La leçon ici est plus que claire : la religion réside dans un texte et une vie de foi, pas dans un raisonnement philosophique et une théologie que l'on suppose partager avec d'autres. Nous avons beaucoup de points communs théologiques et pratiques avec les Musulmans, mais n'avons pas de texte commun ni la même conception de la foi. De ce fait, nous ne trouverons pas de terrain d'entente avec eux en leur parlant de Tôroh, un texte qu'ils estiment ne pas être authentique, et parce que Môshah Rabbénou a été supplanté par Mouhammad. De ce fait, ils ne seront pas disposés à écouter !

Je peux dire d'expériences personnelles que le Ramba''m a raison à 100%. Les bases textuelles communes que nous avons avec les Chrétiens rendent les échanges plus honnêtes et vivants. Parce que les Chrétiens croient dans la Tôroh, même s'ils ne l'appliquent pas et l'interprètent différemment, il est possible de les ramener à la raison aussi bien à partir de nos textes que des leurs, parce que non seulement notre TaNa''Kh est inclue dans leur Bible, mais aussi parce que les premiers Chrétiens étaient tout simplement des Juifs qui croyaient et pratiquaient la Tôroh. Et le Christianisme n'a jamais enseigné que nos textes étaient falsifiés, tout comme il ne s'est jamais complètement séparé de la Tôroh (puisque les Chrétiens lisent régulièrement le TaNa''Kh, car bon nombre de ce qu'ils pensent être des prophéties sur leur Messie est basé sur le TaNa''Kh).

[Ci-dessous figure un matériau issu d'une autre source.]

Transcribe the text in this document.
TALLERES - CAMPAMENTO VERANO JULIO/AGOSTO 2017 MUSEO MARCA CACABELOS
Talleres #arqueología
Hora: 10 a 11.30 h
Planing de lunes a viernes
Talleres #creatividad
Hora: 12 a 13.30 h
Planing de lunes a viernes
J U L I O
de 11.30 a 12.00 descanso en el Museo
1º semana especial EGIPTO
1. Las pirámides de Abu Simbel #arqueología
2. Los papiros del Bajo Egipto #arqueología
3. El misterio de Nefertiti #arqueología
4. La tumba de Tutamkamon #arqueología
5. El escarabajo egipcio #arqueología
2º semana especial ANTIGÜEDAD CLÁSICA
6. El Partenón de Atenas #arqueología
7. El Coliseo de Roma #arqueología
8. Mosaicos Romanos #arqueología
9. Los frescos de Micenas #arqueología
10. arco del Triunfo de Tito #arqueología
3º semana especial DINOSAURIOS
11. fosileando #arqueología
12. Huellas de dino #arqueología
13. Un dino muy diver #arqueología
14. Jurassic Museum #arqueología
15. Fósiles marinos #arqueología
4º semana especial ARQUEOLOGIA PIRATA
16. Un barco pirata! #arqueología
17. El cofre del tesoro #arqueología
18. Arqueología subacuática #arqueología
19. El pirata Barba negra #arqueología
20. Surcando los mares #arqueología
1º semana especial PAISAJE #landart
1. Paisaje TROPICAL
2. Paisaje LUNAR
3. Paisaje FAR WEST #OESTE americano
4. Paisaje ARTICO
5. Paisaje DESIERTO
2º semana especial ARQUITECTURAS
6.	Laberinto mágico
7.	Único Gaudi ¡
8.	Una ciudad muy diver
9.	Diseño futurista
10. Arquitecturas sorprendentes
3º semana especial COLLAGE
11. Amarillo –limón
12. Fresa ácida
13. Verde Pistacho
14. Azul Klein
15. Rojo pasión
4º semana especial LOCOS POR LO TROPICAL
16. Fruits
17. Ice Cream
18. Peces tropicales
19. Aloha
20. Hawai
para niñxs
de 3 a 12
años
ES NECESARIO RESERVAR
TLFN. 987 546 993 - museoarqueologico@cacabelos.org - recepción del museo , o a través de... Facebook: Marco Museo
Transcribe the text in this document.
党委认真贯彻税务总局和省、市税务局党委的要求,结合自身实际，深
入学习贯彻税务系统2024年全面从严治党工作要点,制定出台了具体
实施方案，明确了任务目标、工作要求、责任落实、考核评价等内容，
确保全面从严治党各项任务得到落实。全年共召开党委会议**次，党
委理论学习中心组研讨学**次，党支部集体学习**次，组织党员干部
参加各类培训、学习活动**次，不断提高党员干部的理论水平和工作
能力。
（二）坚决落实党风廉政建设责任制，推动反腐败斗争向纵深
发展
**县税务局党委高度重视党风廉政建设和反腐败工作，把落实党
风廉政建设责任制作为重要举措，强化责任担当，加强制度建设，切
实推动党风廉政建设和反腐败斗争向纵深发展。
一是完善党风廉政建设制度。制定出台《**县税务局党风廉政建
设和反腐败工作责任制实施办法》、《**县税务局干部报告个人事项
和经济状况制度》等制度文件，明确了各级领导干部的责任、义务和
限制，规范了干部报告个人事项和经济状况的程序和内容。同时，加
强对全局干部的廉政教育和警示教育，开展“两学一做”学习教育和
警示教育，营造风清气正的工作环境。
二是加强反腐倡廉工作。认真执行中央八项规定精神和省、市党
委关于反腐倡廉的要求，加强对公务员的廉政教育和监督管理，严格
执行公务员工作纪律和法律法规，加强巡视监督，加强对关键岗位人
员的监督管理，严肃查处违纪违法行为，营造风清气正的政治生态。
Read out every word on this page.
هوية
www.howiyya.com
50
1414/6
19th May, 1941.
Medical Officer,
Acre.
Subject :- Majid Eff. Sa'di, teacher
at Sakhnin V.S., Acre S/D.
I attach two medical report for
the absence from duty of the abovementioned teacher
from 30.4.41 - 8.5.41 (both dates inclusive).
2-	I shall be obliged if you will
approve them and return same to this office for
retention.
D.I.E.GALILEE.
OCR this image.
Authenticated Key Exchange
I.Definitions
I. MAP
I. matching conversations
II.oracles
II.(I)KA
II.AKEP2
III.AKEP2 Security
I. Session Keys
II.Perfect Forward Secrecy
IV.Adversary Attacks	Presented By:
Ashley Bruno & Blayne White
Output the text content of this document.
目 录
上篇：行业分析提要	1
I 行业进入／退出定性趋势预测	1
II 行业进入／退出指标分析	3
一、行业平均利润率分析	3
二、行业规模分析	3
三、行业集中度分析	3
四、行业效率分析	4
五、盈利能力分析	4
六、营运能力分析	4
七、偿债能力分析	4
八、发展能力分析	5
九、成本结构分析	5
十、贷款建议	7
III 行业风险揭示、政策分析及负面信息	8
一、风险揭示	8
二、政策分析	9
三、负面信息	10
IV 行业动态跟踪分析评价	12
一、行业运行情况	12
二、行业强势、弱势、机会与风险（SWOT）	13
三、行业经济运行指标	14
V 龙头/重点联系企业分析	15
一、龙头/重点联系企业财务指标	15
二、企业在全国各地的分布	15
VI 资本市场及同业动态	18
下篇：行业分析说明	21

Par contre, l'islam s'est complètement séparé de la Tôroh, la remplaçant intégralement par le Qouran (ce qui fait que le Musulman n'accorde aucune valeur à la Tôroh, contrairement au Chrétien) et la considérant falsifiée (nous ne pouvons donc leur montrer leurs erreurs, car à chaque contradiction entre la Tôroh et le Qouran ils répondront que ces contradictions proviennent de la falsification de nos textes, tandis que les leurs sont venus corriger nos erreurs), sans oublier la vénération de leur prophète qu'ils élèvent au rang de dernier prophète et meilleur de tous les hommes, ce qui fait que la parole de Mouhammad a plus de poids que celle de Môshah Rabbénou (ce qui n'est pas le cas chez les Chrétiens qui, bien qu'ils élèvent « Jésus » au rang de Messie, Môshah Rabbénou est toujours dépeint dans leurs textes comme étant le grand législateur du peuple d'Israël. C'est juste qu'ils estiment que les lois de la Tôroh ne s'appliquent plus à eux et n'ont donc pas de valeur pratique. Mais ils n'en rejettent pas la valeur théologique et spirituelle). Ils adorent tellement Mouhammad que ces gens interdisent de le représenter, comme s'il s'agissait de Dieu !

Et enfin, il est vrai qu'un Juif peu érudit a moins de chance d'être attiré par le christianisme que l'islam, car il reconnaît aisément la ´avôdhoh Zoroh du christianisme. Par contre, les ressemblances pratiques avec l'islam pourront plus aisément le troubler et l'attirer, et l'amener à s'éloigner de ses propres traditions ou en arriver à considérer qu'il y aurait du bien dans l'islam. C'est l'avertissement que le Ramba''m nous lance avant d'accepter de nous embarquer dans des débats et discussions théologiques avec les Musulmans.